Since cameras first revolutionized image-making in the 19th century, they have endured as a tool of creative expression, a means of documentation, a source of news and myriad other functions. Cameras essentially function by focusing light through a lens onto film, which preserves the image captured by the camera.
The camera body is the "box" that holds the contents. It is generally rectangular and can be constructed from almost anything. The most important characteristic of the body is that it is opaque (meaning it doesn't let any light in). The interior must be pitch-black in order for the image to be preserved on film.
The lens is the "eye" of the camera, the part through which light enters. Photographers can regulate the amount of light that gets in. Lenses are equipped with focusing devices (often adjustable rings that can sharpen or blur according to desired effect) and aperture control, which determines how wide the "eye" opens.
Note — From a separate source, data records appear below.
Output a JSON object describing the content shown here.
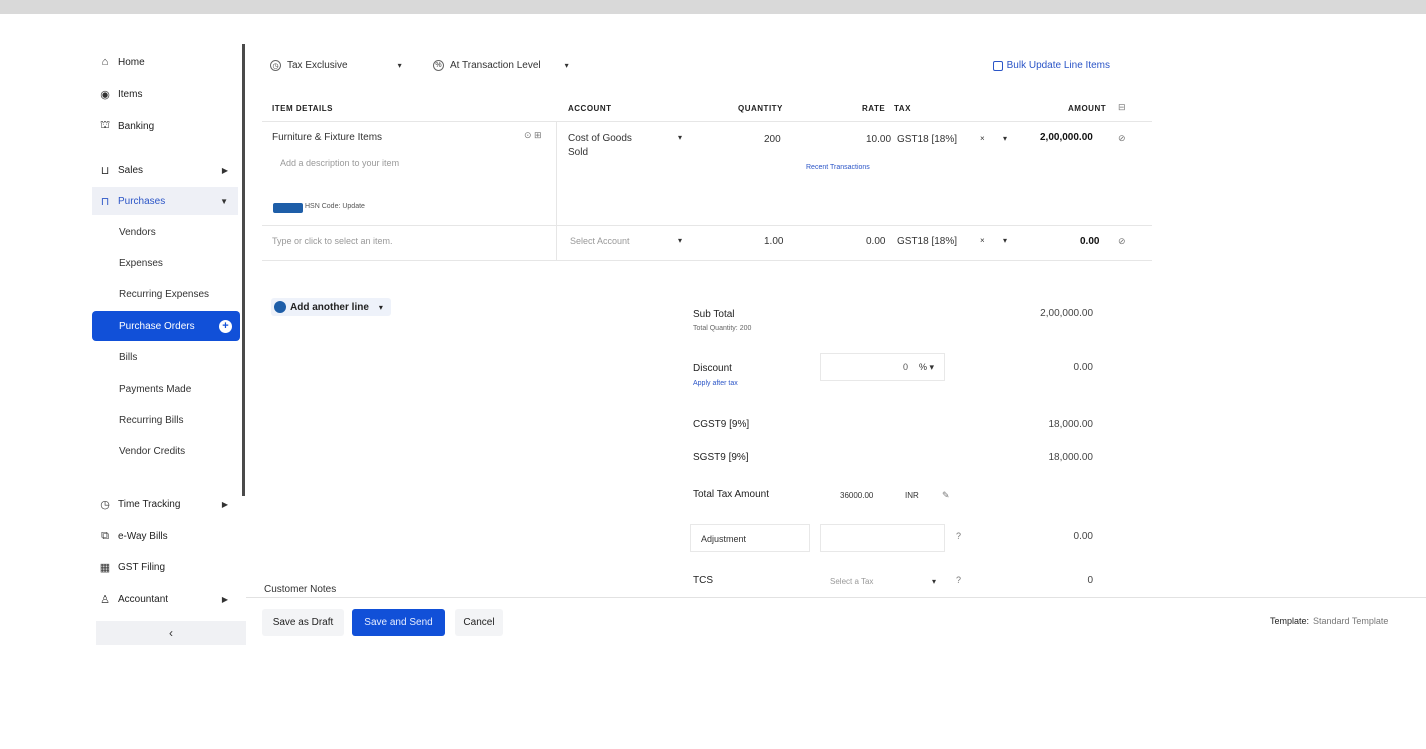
{
  "sidebar": {
    "items": [
      {
        "label": "Home"
      },
      {
        "label": "Items"
      },
      {
        "label": "Banking"
      },
      {
        "label": "Sales"
      },
      {
        "label": "Purchases"
      }
    ],
    "purchases_sub": [
      {
        "label": "Vendors"
      },
      {
        "label": "Expenses"
      },
      {
        "label": "Recurring Expenses"
      },
      {
        "label": "Purchase Orders"
      },
      {
        "label": "Bills"
      },
      {
        "label": "Payments Made"
      },
      {
        "label": "Recurring Bills"
      },
      {
        "label": "Vendor Credits"
      }
    ],
    "bottom_items": [
      {
        "label": "Time Tracking"
      },
      {
        "label": "e-Way Bills"
      },
      {
        "label": "GST Filing"
      },
      {
        "label": "Accountant"
      }
    ],
    "collapse": "‹"
  },
  "options": {
    "tax_mode": "Tax Exclusive",
    "discount_level": "At Transaction Level",
    "bulk_update": "Bulk Update Line Items"
  },
  "table": {
    "headers": {
      "item": "ITEM DETAILS",
      "account": "ACCOUNT",
      "quantity": "QUANTITY",
      "rate": "RATE",
      "tax": "TAX",
      "amount": "AMOUNT"
    },
    "rows": [
      {
        "item": "Furniture & Fixture Items",
        "description_placeholder": "Add a description to your item",
        "account": "Cost of Goods Sold",
        "quantity": "200",
        "rate": "10.00",
        "tax": "GST18 [18%]",
        "amount": "2,00,000.00",
        "convert_link": "Recent Transactions",
        "hsn": "HSN Code: Update"
      },
      {
        "item_placeholder": "Type or click to select an item.",
        "account": "Select Account",
        "quantity": "1.00",
        "rate": "0.00",
        "tax": "GST18 [18%]",
        "amount": "0.00"
      }
    ],
    "add_line": "Add another line"
  },
  "totals": {
    "subtotal_label": "Sub Total",
    "subtotal_sub": "Total Quantity: 200",
    "subtotal": "2,00,000.00",
    "discount_label": "Discount",
    "discount_link": "Apply after tax",
    "discount_value": "0",
    "discount_unit": "%",
    "discount_amount": "0.00",
    "cgst_label": "CGST9 [9%]",
    "cgst_value": "18,000.00",
    "sgst_label": "SGST9 [9%]",
    "sgst_value": "18,000.00",
    "total_tax_label": "Total Tax Amount",
    "total_tax_input": "36000.00",
    "total_tax_currency": "INR",
    "adjustment_label": "Adjustment",
    "adjustment_value": "0.00",
    "tcs_label": "TCS",
    "tcs_placeholder": "Select a Tax",
    "tcs_value": "0"
  },
  "footer": {
    "customer_notes": "Customer Notes",
    "save_draft": "Save as Draft",
    "save_send": "Save and Send",
    "cancel": "Cancel",
    "template_label": "Template:",
    "template_value": "Standard Template"
  },
  "colors": {
    "accent": "#1150d8",
    "link": "#2b55c7",
    "badge": "#1e5ea8"
  }
}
The shutter control is like the eyelid: It moves the lens (the "eye") open and closed. Shutters can be adjusted to let in a lot of light or just a little, depending on the environment and the kind of picture the photographer wants to take. The "shutter release" refers to the part that triggers the shutter mechanism.
The viewfinder lets the photographer get a sense of the scene being photographed. The viewfinder has a separate lens and mirror. While they don't provide an exact image of the picture to be taken, it offers an approximation and is an important guide for picture-taking.